Confus d’avoir été si transparent, Luciel serre les dents ; ses mains se crispent sur les rennes. Il patiente un moment, mais la khaïte ne bouge toujours pas. Elle plie son long cou flexible pour le regarder avec perplexité.
— Si tu veux décoller, il faut lui donner de légers coups de talon !
Luciel ignore l’amusement dans la voix du semeur et s’exécute, un peu trop brusquement, sans doute. Nuée ouvre enfin ses ailes et saute dans le vide ; elle tombe pendant quelques secondes avant de se redresser pour attraper un courant aérien. L’ange sent son estomac accompagner les mouvements de sa monture. Ses doigts se crispent sur les lanières de cuir avec une intensité qui tient du désespoir.
Il s’applique tellement à rester en selle qu’il en oublie de diriger la khaïte, qui tourne en rond autour de la tour. Heureusement pour eux, aucun de ses habitants ne choisit ce moment pour s’envoler.
— Les rênes, Luciel ! Tu dois lui indiquer où aller !
L’ange se ressaisit et tire sur celle de droite pour éloigner Nuée de la bâtisse. Aussitôt, la trajectoire de la khaïte s’incurve en une large courbe qui l’entraîne vers le cœur de l’île. Les instructions d’Aïzie lui reviennent en mémoire. Il se penche en arrière et sent les ailes puissantes battre avec vigueur, tandis qu'ils s'élèvent vers le firmament. C’est plus impressionnant que de voler par lui-même, mais aussi étrangement agréable. Peu à peu, sa peur de tomber se dissipe face au simple bonheur de se laisser porter à travers le ciel, sous le vent d'altitude qui fouette son visage et emmêle ses cheveux.
Au bout d’un moment, il décide de ramener la khaïte vers la tour et s'incline pour la faire descendre, mais il calcule mal son geste. Nuée part dans une longue spirale qui la conduit vers la paroi inférieure de l’île.
Le courage du jeune ange vacille :
— Je n’y arriverai jamais… souffle-t-il.
Sa voix est emportée par les bourrasques qui constituent la protection ultime du lieu. L’air y est plus violent, chargé de turbulences ; une crainte profonde le saisit. La douleur palpite à nouveau dans son aile blessée. Son coeur bat à toute allure, comme celui d’un tournevol captif.

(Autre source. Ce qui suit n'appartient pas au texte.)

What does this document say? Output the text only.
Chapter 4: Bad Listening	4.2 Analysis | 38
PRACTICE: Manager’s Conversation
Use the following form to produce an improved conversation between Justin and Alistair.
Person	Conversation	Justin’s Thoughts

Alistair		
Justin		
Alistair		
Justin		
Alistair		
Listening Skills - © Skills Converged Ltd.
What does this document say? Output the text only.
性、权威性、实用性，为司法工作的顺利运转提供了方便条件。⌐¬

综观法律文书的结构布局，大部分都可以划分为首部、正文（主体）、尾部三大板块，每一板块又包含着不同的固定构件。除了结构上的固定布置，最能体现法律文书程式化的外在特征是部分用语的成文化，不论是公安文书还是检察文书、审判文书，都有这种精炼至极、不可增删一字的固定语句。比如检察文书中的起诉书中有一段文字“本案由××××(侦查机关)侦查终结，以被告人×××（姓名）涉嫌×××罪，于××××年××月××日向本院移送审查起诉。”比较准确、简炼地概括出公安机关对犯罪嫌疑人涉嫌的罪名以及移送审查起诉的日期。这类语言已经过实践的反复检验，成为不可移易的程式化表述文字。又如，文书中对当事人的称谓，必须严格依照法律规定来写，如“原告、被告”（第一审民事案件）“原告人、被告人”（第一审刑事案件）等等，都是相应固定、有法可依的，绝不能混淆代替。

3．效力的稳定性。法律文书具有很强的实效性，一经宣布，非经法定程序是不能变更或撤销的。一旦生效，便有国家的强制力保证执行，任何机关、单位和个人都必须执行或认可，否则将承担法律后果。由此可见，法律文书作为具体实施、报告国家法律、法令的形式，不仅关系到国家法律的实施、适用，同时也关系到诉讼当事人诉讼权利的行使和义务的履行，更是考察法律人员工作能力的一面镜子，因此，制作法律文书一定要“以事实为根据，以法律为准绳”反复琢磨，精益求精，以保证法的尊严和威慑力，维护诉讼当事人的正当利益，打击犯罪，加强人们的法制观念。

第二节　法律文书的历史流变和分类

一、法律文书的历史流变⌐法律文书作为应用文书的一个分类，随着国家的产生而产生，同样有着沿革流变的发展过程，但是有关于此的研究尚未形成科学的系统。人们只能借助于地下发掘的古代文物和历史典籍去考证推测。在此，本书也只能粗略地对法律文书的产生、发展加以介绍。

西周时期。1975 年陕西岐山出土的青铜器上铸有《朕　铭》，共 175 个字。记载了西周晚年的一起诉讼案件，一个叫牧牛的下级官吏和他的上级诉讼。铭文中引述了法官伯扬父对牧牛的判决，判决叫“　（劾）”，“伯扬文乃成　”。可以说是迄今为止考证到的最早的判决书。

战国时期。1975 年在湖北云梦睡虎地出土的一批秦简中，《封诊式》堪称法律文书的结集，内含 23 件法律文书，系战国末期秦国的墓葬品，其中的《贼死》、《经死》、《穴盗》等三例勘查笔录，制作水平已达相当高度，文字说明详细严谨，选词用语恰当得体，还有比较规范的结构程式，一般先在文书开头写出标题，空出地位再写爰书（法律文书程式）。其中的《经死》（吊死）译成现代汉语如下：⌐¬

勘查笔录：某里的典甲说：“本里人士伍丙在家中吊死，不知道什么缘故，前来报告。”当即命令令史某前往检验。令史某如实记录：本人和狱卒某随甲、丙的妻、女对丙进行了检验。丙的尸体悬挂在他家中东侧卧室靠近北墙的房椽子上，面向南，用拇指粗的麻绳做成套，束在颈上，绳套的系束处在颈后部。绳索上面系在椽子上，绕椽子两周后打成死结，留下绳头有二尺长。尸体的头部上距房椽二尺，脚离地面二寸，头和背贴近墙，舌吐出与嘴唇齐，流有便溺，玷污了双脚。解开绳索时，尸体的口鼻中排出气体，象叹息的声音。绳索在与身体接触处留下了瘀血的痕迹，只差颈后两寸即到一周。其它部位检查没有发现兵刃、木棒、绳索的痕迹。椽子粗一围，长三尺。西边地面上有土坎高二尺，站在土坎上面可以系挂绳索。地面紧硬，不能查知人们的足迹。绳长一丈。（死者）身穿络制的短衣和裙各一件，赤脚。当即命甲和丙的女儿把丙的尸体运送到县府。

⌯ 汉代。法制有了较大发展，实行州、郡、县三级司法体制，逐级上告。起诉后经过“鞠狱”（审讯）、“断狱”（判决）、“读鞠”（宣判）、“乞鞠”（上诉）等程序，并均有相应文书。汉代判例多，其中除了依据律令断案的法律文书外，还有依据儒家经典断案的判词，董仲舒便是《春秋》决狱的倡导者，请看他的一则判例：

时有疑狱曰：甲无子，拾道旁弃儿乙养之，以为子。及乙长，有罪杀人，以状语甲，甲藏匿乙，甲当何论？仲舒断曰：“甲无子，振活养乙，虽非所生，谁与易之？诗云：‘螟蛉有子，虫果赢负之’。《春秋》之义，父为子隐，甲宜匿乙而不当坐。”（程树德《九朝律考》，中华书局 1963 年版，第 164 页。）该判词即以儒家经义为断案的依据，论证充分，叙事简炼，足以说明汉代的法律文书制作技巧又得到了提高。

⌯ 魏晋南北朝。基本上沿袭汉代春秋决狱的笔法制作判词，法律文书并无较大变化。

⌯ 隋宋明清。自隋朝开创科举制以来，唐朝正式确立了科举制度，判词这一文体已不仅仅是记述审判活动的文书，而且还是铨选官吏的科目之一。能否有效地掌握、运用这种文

L’image de Solia s’impose alors devant les yeux de Luciel. Luciel serre les dents et reprend le contrôle de sa monture. Il la rapproche des parois blanches percées de larges baies, puis la conduit vers la partie inférieure de l’île. Peut-être que la khaïte commence-t-elle à s’habituer à sa main, car elle répond mieux à ses gestes. Avec un nouveau sentiment de plénitude, il la ramène vers la tour, en évitant avec soin le mur de tempête. La grande créature s’y dirige avec le même enthousiasme qu’un cornu qui rentre à l’étable. Elle se pose sans encombre sur le ponton, sous le regard jubilatoire d’Aïzie.